E se ne andarono in campagna. Una volta giunte al fiume, Rusidda manda via la vecchia e si nasconde in una macchia. Arriva il marito con l'involto di panni.
"Ah, moglie mia! - dice - Come sono disgraziato! Se ci fosse qui mia moglie! Le darei questi panni e lei andrebbe in cima alla montagna e li darebbe alle Fate!"
Detto fatto, Rusidda salta fuori dalla macchia e si fa riconoscere dal marito, che le racconta quel che aveva patito e ciò che doveva fare per liberarlo. Lei prende i panni, sale in cima alla montagna, entra nella grotta e dice alla Fata più anziana.

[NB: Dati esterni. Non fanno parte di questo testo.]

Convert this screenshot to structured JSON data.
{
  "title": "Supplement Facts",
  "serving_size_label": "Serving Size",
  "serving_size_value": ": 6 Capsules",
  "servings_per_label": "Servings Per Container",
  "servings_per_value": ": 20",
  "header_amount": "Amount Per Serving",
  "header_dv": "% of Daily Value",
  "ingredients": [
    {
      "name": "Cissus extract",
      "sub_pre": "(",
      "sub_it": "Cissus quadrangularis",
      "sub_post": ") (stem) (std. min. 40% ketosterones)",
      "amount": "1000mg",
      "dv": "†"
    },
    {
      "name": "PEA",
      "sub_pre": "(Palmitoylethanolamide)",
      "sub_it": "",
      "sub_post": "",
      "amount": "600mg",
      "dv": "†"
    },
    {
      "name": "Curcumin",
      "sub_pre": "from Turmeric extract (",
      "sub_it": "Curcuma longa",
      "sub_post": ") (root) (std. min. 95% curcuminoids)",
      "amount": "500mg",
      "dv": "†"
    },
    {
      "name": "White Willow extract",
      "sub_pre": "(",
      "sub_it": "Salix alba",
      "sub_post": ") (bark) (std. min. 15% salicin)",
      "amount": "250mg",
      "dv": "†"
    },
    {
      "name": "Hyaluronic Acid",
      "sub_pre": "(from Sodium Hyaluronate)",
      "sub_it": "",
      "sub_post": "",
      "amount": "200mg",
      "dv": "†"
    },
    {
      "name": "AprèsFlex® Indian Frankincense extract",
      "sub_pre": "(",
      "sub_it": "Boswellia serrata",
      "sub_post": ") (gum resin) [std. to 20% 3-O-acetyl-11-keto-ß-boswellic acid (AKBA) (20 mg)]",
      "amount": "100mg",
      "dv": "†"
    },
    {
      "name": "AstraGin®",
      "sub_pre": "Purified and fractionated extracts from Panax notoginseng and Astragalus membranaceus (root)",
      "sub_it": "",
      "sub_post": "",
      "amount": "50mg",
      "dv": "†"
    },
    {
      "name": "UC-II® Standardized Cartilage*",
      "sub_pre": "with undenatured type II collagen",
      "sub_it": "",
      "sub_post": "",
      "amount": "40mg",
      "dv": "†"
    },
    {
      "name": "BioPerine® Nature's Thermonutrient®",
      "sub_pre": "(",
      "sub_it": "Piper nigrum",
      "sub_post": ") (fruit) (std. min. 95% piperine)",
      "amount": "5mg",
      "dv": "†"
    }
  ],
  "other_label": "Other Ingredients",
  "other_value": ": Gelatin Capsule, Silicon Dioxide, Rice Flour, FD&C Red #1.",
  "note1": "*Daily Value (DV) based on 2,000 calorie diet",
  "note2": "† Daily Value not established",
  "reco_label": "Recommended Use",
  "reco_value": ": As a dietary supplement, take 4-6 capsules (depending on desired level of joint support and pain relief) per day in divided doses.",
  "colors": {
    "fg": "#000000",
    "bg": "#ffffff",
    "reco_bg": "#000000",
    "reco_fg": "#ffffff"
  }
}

"Voscenza (Vostra Eccellenza): ecco qua la roba vostra"
"E voi che volete?"
"Voglio ciò che vuole Voscenza"
"E che ho da darvi?"
"Ciò che Voscenza sa".
E tra un "Che volete?" e un "Ciò che vuole Voscenza" passa la giornata e si stava facendo notte. La Reginella fece pietà alle altre sorelle-Fate, e la più piccola disse alla maggiore:
"Ma non vedi quanto ha patito 'sta poverina? E daglielo ciò che le devi dare, e lasciala andare!"
Disse la Fata più grande alla Reginella: "E pigliatelo a tuo marito e portatelo via!"
Figuratevi la contentezza! Corre al fiume, si piglia il marito, e , in un amen, raggiunsero la locanda. L'indomani mattina, tornarono a Palazzo, e il Reuccio raccontò tutta la storia, di come le Fate l'avessero infatato nel ventre della madre e di come sua moglie gli avesse tolto la fatagione. La Regina madre si pentì del malo modo in cui aveva trattato la nuora e le chiese perdono. Fecero pace e vissero felici e contenti finché vissero,
E noi siamo qui e ci stuzzichiamo i denti! [2]
Palermo. Raccontata dalla Messia.
"Lu Sirpenti", LVI, G. Pitré.
Traduzione: Mab's Copyright
Il testo in lingua originale è nella Pagina: Fiabe Popolari-Italia.
[1] VEDI la palestinese "Il Marito Cammello" e la siriana "Gòmena, il Principe dei Djinn"
[2] Alcune varianti siciliane riportate in nota dal Pitrè, tra cui "Il Principe Scursuni" della Gonzenbach, già postato):
Re Cavallu (Ficarazzelli)
Re Porcu (Montevago)
Re Scursuni (Noto)
Varianti siciliane della nostra fiaba sono la 42 e 43 della Gonzenbach.